Not all people with the amazing abilities described are autistic savants or suffer from some other learning disability. Some geniuses like Mozart in music and John von Neumann in mathematics possessed the abilities described. 

Von Neumann exhibited the prodigious memory and lightening calculating abilities of the savants, but he also had remarkable logical mind that elevated him to pre-eminence among mathematicians during the last century. In addition to his groundbreaking contributions in several areas of mathematics and physics, he is considered the father of the modern computer. 

Von Neumann was said to have a nearly perfect memory, could converse rapidly any one of five languages and could multiply large numbers of a half dozen or more digits in his head. By his contemporaries, he was considered to be in a class by himself.
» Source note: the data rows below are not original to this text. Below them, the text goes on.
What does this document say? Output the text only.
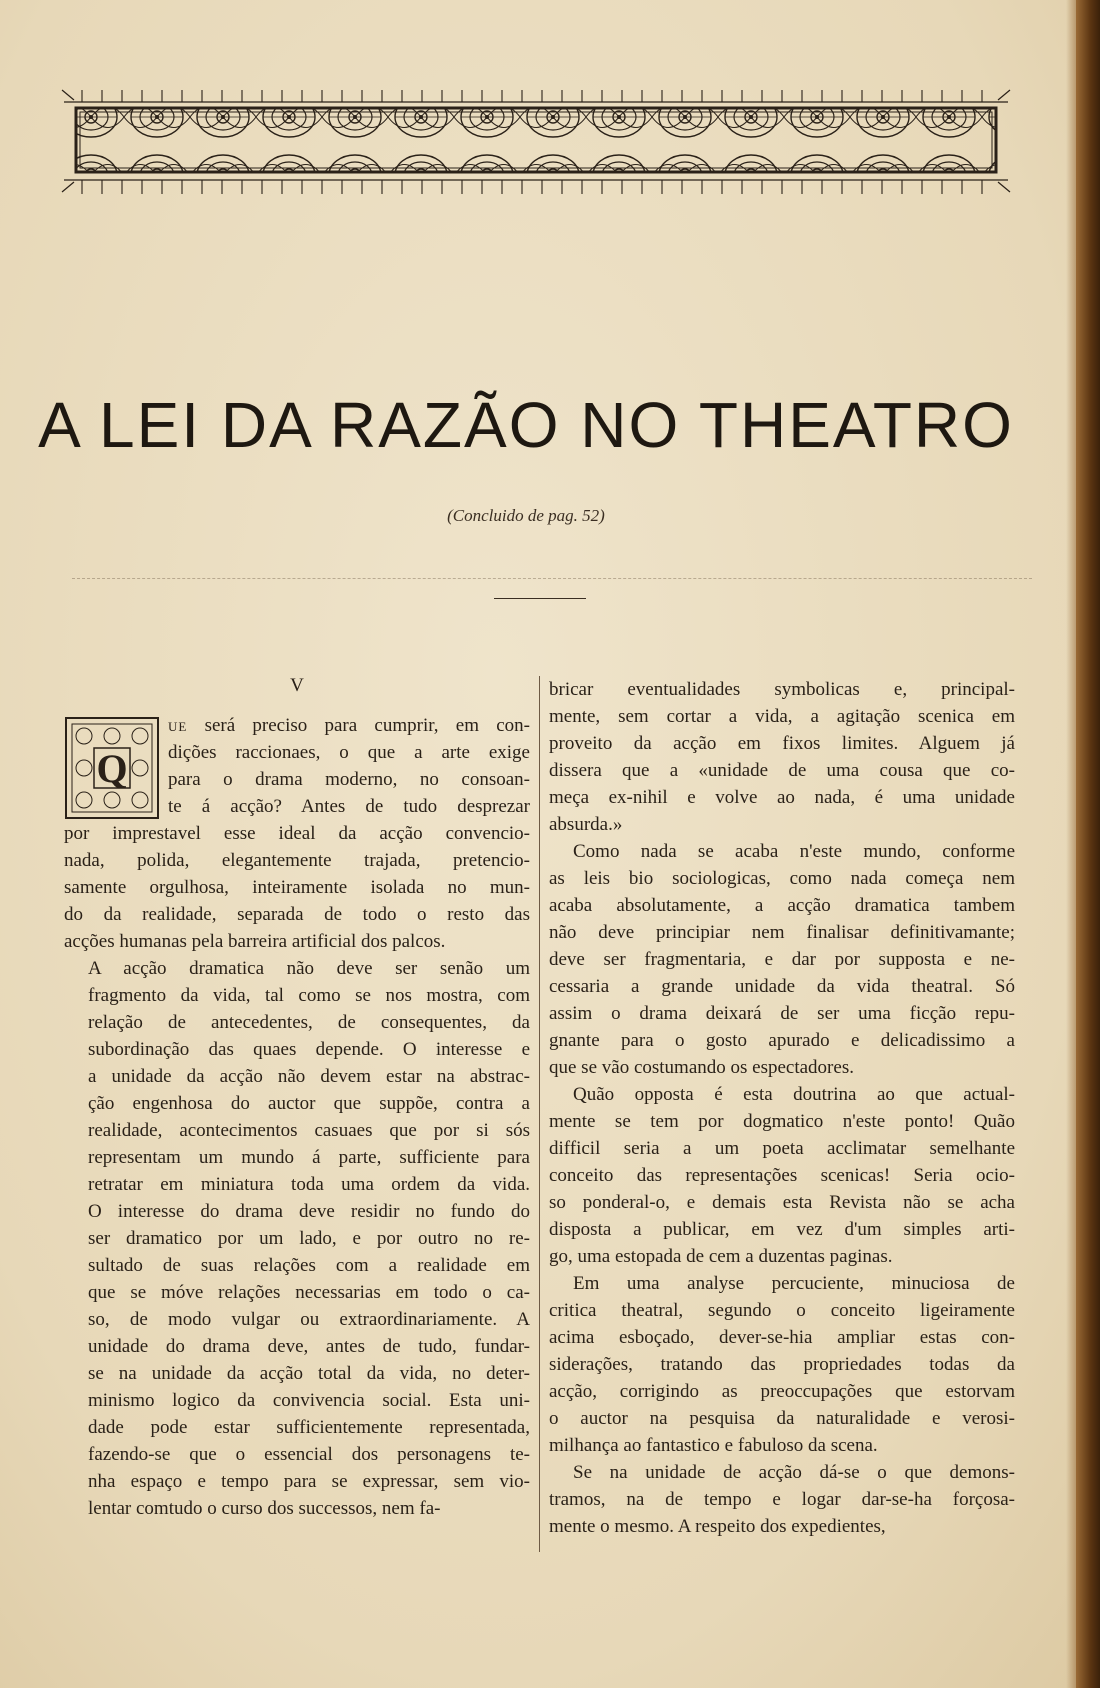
A LEI DA RAZÃO NO THEATRO
(Concluido de pag. 52)
V
Q
UE será preciso para cumprir, em con-
dições raccionaes, o que a arte exige
para o drama moderno, no consoan-
te á acção? Antes de tudo desprezar
por imprestavel esse ideal da acção convencio-
nada, polida, elegantemente trajada, pretencio-
samente orgulhosa, inteiramente isolada no mun-
do da realidade, separada de todo o resto das
acções humanas pela barreira artificial dos palcos.
A acção dramatica não deve ser senão um
fragmento da vida, tal como se nos mostra, com
relação de antecedentes, de consequentes, da
subordinação das quaes depende. O interesse e
a unidade da acção não devem estar na abstrac-
ção engenhosa do auctor que suppõe, contra a
realidade, acontecimentos casuaes que por si sós
representam um mundo á parte, sufficiente para
retratar em miniatura toda uma ordem da vida.
O interesse do drama deve residir no fundo do
ser dramatico por um lado, e por outro no re-
sultado de suas relações com a realidade em
que se móve relações necessarias em todo o ca-
so, de modo vulgar ou extraordinariamente. A
unidade do drama deve, antes de tudo, fundar-
se na unidade da acção total da vida, no deter-
minismo logico da convivencia social. Esta uni-
dade pode estar sufficientemente representada,
fazendo-se que o essencial dos personagens te-
nha espaço e tempo para se expressar, sem vio-
lentar comtudo o curso dos successos, nem fa-
bricar eventualidades symbolicas e, principal-
mente, sem cortar a vida, a agitação scenica em
proveito da acção em fixos limites. Alguem já
dissera que a «unidade de uma cousa que co-
meça ex-nihil e volve ao nada, é uma unidade
absurda.»
Como nada se acaba n'este mundo, conforme
as leis bio sociologicas, como nada começa nem
acaba absolutamente, a acção dramatica tambem
não deve principiar nem finalisar definitivamante;
deve ser fragmentaria, e dar por supposta e ne-
cessaria a grande unidade da vida theatral. Só
assim o drama deixará de ser uma ficção repu-
gnante para o gosto apurado e delicadissimo a
que se vão costumando os espectadores.
Quão opposta é esta doutrina ao que actual-
mente se tem por dogmatico n'este ponto! Quão
difficil seria a um poeta acclimatar semelhante
conceito das representações scenicas! Seria ocio-
so ponderal-o, e demais esta Revista não se acha
disposta a publicar, em vez d'um simples arti-
go, uma estopada de cem a duzentas paginas.
Em uma analyse percuciente, minuciosa de
critica theatral, segundo o conceito ligeiramente
acima esboçado, dever-se-hia ampliar estas con-
siderações, tratando das propriedades todas da
acção, corrigindo as preoccupações que estorvam
o auctor na pesquisa da naturalidade e verosi-
milhança ao fantastico e fabuloso da scena.
Se na unidade de acção dá-se o que demons-
tramos, na de tempo e logar dar-se-ha forçosa-
mente o mesmo. A respeito dos expedientes,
Now, if you are feeling a bit inadequate at this point, remember that these are examples of a few unique individuals who possess abilities that are still considered quite rare. The main point here is that the conscious mind in each of these examples exhibits capabilities that most of us do not believe we possess. However, under hypnosis similar feats, especially regarding memory and the power of logical deduction, have been demonstrated by ordinary people.

Perhaps these individuals have these abilities because for some genetic or physiological reason they have the ability to access the subconscious more easily than the rest of us. For them, data or information they need that was previously encountered is just there; information relating to books previously read or music heard long ago is instantly accessible. 

For others, it may be necessary to resort to hypnosis to recover data that slipped into the subconscious, forgotten. Hypnosis has been used for this purpose during criminal investigations.

I am not going to tell you that meditation and working with dreams will give you a perfect memory or tell you that you will suddenly become a calculating wizard, but I believe you can become more proficient at accessing information stored in your subconscious mind. And through dreams, you will begin to see the results of the tremendous powers of logical deduction and problem solving possessed by the subconscious mind. In another post, I will cite some of the many examples of major discoveries or breakthroughs due to dreams.

If you are not familiar with the story of Edgar Cayce, I suggest you read There Is a River by Thomas Sugrue. This remarkable story illustrates the tremendous potential of the subconscious mind that was tapped by Edgar Cayce through a self-induced trance. 

While in trance, he said that others could do what he did through their dreams, if they were willing to pay the price. Many consider him the greatest psychic of the 20th century—and he was one of the best documented. Yet, he said we all possessed that latent ability, which can be accessed through our dreams.